Privately held auto dealerships in Orange County want to take good care of their sales teams. Salespeople who are happy and productive will no doubt produce more revenue for the auto dealership since they will have incentives to sell more cars.
On the other hand, the dealership also has to protect its own business interests.
When bringing on a new sales member, it is important to be sure that any employment contract covers all essential points required under California and also spells out the rights and responsibilities of both sides.
Having a legal professional help the dealership with this process can both protect the dealership and retain a quality sales force.

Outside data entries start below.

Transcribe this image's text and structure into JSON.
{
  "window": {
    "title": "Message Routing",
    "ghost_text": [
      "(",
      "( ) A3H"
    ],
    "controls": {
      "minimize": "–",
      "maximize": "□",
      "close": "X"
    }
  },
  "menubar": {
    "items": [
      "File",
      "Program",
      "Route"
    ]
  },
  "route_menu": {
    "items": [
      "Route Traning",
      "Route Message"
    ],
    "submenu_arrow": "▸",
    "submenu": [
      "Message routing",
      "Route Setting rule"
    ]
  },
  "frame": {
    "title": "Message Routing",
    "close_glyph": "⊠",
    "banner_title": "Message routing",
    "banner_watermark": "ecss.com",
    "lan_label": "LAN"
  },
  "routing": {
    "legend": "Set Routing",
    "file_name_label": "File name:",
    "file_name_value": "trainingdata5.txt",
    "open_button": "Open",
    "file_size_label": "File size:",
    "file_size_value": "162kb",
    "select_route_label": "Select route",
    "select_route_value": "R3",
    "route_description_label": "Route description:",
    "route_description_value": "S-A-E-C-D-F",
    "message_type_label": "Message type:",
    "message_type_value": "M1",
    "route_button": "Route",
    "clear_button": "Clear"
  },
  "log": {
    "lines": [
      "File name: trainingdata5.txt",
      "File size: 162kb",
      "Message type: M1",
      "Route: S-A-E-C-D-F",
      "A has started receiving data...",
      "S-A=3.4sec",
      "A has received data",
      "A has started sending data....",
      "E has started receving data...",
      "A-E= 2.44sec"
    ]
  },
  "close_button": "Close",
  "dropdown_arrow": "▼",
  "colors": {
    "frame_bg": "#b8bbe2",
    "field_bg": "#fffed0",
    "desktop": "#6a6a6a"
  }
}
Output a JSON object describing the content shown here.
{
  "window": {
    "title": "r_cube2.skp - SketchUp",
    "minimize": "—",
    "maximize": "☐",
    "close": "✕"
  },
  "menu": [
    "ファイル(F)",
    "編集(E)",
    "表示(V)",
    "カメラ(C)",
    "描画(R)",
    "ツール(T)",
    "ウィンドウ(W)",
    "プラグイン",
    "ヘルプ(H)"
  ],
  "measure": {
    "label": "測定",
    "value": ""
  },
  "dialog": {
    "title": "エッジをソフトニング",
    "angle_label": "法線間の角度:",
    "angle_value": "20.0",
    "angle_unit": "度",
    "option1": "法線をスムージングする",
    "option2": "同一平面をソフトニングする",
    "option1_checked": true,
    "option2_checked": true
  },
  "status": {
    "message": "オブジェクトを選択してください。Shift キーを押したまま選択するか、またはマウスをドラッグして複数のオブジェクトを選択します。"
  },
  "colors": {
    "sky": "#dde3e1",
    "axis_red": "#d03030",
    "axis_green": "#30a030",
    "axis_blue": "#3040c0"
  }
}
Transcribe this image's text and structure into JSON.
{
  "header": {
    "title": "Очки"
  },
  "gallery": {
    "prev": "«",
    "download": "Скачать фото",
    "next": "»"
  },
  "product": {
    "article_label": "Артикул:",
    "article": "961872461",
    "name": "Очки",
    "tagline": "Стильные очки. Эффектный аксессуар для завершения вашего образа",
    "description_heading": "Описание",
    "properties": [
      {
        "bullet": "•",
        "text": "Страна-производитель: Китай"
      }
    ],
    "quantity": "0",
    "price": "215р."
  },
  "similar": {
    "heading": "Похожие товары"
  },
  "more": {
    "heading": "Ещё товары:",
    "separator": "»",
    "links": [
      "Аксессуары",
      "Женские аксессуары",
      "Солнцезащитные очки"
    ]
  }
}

An employment contract will clearly address a salesperson’s commission
Although it is not required, an industry standard in auto sales is for salespeople to get paid on commission. In California, commission agreements have to be in writing and signed in some fashion by both the employer and the employee.
At a minimum, the agreement needs to cover how the commission gets calculated and whether and how the dealership will deduct amounts, including advances, from the commission.

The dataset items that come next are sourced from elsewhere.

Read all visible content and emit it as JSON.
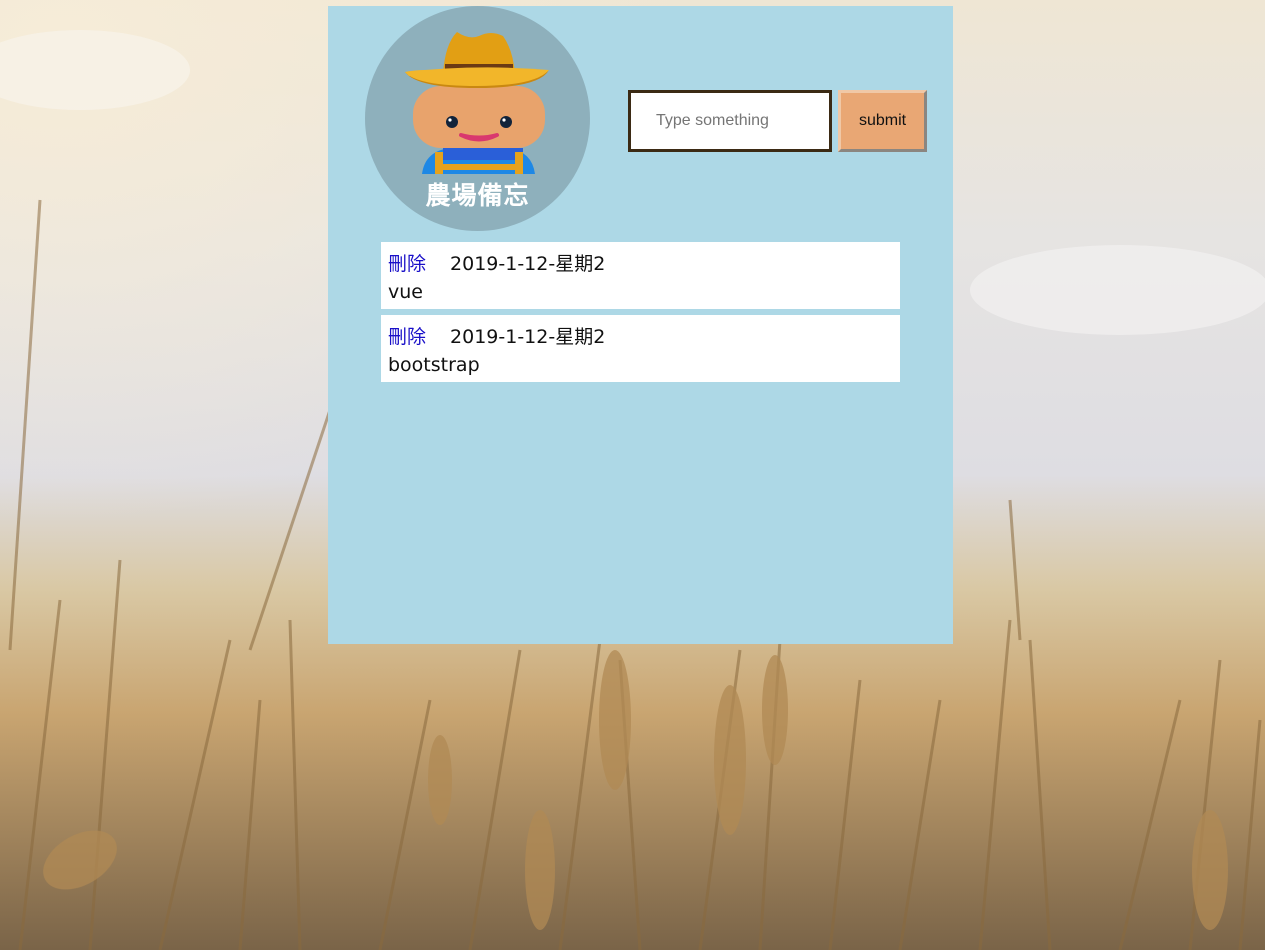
{
  "logo": {
    "title": "農場備忘",
    "icon": "farmer-avatar-icon"
  },
  "form": {
    "placeholder": "Type something",
    "value": "",
    "submit_label": "submit"
  },
  "todos": [
    {
      "delete_label": "刪除",
      "date": "2019-1-12-星期2",
      "text": "vue"
    },
    {
      "delete_label": "刪除",
      "date": "2019-1-12-星期2",
      "text": "bootstrap"
    }
  ],
  "colors": {
    "panel": "#add8e6",
    "submit": "#e9a774",
    "link": "#1a10c8",
    "logo_circle": "#8eb0bc"
  }
}
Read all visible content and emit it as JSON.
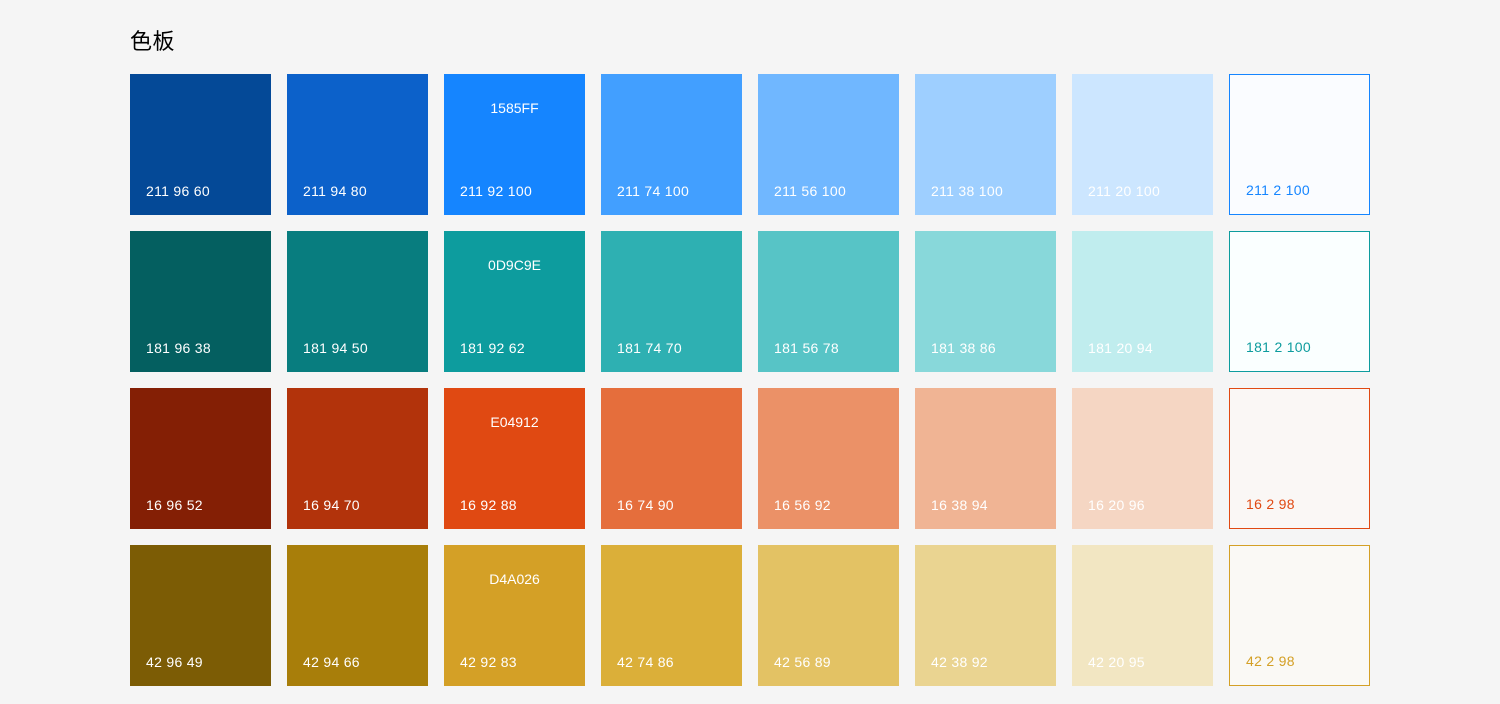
{
  "title": "色板",
  "rows": [
    {
      "name": "blue",
      "swatches": [
        {
          "bg": "#044997",
          "hsb": "211 96 60",
          "textColor": "#ffffff"
        },
        {
          "bg": "#0C61CA",
          "hsb": "211 94 80",
          "textColor": "#ffffff"
        },
        {
          "bg": "#1585FF",
          "hex": "1585FF",
          "hsb": "211 92 100",
          "textColor": "#ffffff"
        },
        {
          "bg": "#429FFF",
          "hsb": "211 74 100",
          "textColor": "#ffffff"
        },
        {
          "bg": "#70B7FF",
          "hsb": "211 56 100",
          "textColor": "#ffffff"
        },
        {
          "bg": "#9ECFFF",
          "hsb": "211 38 100",
          "textColor": "#ffffff"
        },
        {
          "bg": "#CCE6FF",
          "hsb": "211 20 100",
          "textColor": "#ffffff"
        },
        {
          "bg": "#FAFCFF",
          "hsb": "211 2 100",
          "textColor": "#1585FF",
          "border": "#1585FF"
        }
      ]
    },
    {
      "name": "teal",
      "swatches": [
        {
          "bg": "#045F60",
          "hsb": "181 96 38",
          "textColor": "#ffffff"
        },
        {
          "bg": "#087D7F",
          "hsb": "181 94 50",
          "textColor": "#ffffff"
        },
        {
          "bg": "#0D9C9E",
          "hex": "0D9C9E",
          "hsb": "181 92 62",
          "textColor": "#ffffff"
        },
        {
          "bg": "#2EB0B2",
          "hsb": "181 74 70",
          "textColor": "#ffffff"
        },
        {
          "bg": "#57C4C6",
          "hsb": "181 56 78",
          "textColor": "#ffffff"
        },
        {
          "bg": "#88D8DA",
          "hsb": "181 38 86",
          "textColor": "#ffffff"
        },
        {
          "bg": "#C0EDEE",
          "hsb": "181 20 94",
          "textColor": "#ffffff"
        },
        {
          "bg": "#FAFFFF",
          "hsb": "181 2 100",
          "textColor": "#0D9C9E",
          "border": "#0D9C9E"
        }
      ]
    },
    {
      "name": "orange-red",
      "swatches": [
        {
          "bg": "#841F05",
          "hsb": "16 96 52",
          "textColor": "#ffffff"
        },
        {
          "bg": "#B2330B",
          "hsb": "16 94 70",
          "textColor": "#ffffff"
        },
        {
          "bg": "#E04912",
          "hex": "E04912",
          "hsb": "16 92 88",
          "textColor": "#ffffff"
        },
        {
          "bg": "#E56E3C",
          "hsb": "16 74 90",
          "textColor": "#ffffff"
        },
        {
          "bg": "#EB9167",
          "hsb": "16 56 92",
          "textColor": "#ffffff"
        },
        {
          "bg": "#F0B494",
          "hsb": "16 38 94",
          "textColor": "#ffffff"
        },
        {
          "bg": "#F5D6C3",
          "hsb": "16 20 96",
          "textColor": "#ffffff"
        },
        {
          "bg": "#FAF7F5",
          "hsb": "16 2 98",
          "textColor": "#E04912",
          "border": "#E04912"
        }
      ]
    },
    {
      "name": "amber",
      "swatches": [
        {
          "bg": "#7C5C05",
          "hsb": "42 96 49",
          "textColor": "#ffffff"
        },
        {
          "bg": "#A87E0A",
          "hsb": "42 94 66",
          "textColor": "#ffffff"
        },
        {
          "bg": "#D4A026",
          "hex": "D4A026",
          "hsb": "42 92 83",
          "textColor": "#ffffff"
        },
        {
          "bg": "#DBAF39",
          "hsb": "42 74 86",
          "textColor": "#ffffff"
        },
        {
          "bg": "#E3C264",
          "hsb": "42 56 89",
          "textColor": "#ffffff"
        },
        {
          "bg": "#EAD491",
          "hsb": "42 38 92",
          "textColor": "#ffffff"
        },
        {
          "bg": "#F2E6C2",
          "hsb": "42 20 95",
          "textColor": "#ffffff"
        },
        {
          "bg": "#FAF9F5",
          "hsb": "42 2 98",
          "textColor": "#D4A026",
          "border": "#D4A026"
        }
      ]
    }
  ]
}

A dealership must also be sure that their commission agreement complies with California’s many statutes, regulations and court cases designed to protect the workers of this state.
Otherwise, a court may decline to enforce the agreement or may interpret it in a way that strongly, and possibly unfairly, favors the employee.

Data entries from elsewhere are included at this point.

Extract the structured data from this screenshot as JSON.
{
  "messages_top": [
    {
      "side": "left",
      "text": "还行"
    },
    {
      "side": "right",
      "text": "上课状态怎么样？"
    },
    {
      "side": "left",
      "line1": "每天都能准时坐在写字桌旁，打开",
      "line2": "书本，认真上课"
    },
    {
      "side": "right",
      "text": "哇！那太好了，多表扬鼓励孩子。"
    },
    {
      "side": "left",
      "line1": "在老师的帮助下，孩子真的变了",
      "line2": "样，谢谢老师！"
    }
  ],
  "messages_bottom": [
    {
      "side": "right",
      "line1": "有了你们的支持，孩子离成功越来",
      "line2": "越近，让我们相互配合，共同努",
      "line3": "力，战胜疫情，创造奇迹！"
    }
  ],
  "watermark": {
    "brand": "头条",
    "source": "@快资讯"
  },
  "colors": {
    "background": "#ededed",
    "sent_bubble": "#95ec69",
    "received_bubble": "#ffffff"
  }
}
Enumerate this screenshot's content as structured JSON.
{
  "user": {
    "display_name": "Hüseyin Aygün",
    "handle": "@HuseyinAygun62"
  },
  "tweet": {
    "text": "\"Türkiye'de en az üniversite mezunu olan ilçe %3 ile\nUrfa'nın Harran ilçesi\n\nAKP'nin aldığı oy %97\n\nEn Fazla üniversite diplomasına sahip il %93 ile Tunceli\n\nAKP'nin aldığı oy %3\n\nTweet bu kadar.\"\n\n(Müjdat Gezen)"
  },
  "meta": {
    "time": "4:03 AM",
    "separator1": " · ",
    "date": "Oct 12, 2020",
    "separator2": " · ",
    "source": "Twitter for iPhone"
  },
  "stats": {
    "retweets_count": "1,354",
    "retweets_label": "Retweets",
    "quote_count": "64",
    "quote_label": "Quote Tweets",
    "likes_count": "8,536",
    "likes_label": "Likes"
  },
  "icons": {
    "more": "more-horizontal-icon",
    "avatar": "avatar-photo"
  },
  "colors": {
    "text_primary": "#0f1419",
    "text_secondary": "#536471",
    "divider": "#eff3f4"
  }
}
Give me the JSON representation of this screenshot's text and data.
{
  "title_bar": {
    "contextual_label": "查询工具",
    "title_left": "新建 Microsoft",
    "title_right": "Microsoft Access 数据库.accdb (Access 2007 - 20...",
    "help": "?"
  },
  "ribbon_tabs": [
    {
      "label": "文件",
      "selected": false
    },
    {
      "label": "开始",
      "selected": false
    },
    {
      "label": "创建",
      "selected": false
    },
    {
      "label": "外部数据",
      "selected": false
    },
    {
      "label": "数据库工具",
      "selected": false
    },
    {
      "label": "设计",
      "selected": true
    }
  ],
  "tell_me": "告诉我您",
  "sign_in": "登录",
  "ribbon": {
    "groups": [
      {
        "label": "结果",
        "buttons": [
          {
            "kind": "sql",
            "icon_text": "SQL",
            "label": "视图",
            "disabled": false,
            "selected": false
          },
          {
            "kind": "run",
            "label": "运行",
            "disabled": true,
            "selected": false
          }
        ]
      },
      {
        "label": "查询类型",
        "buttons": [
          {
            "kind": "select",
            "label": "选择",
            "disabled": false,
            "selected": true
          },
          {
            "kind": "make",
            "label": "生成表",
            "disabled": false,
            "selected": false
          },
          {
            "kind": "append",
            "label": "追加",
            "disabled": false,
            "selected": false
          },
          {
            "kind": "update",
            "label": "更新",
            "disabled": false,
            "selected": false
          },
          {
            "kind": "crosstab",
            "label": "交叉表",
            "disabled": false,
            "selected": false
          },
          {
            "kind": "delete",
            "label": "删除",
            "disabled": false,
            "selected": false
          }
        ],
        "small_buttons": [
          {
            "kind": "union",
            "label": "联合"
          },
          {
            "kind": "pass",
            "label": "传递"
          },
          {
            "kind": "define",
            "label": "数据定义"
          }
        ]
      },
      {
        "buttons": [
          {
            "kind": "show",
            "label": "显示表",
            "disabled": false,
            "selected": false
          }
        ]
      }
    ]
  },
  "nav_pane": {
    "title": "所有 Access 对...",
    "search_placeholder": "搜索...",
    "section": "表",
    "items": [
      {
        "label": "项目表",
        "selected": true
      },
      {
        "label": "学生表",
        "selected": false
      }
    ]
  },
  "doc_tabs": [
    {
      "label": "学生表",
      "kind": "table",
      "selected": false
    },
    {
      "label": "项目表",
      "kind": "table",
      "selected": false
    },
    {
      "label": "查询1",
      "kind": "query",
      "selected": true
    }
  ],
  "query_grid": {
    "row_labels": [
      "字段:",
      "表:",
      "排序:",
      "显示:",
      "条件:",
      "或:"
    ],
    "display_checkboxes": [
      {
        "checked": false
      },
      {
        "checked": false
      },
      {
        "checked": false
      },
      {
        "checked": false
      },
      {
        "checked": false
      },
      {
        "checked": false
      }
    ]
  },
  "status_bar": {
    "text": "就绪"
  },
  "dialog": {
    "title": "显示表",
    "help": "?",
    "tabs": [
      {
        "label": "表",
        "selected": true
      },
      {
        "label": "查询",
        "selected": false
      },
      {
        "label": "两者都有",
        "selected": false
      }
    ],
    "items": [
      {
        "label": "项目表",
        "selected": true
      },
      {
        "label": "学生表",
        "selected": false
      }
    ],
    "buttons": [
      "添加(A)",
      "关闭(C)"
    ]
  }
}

To give a common example, commission agreements have to follow California’s minimum wage and overtime rules. These rules apply to many if not most automobile salespeople.
Employment contracts should also address other issues
A dealership may or may not offer additional terms in a contract with its salespeople. However, if it chooses to do so, it will want to be sure to address other common issues, such as the protection of customer lists and other confidential information, performance expectations and the like.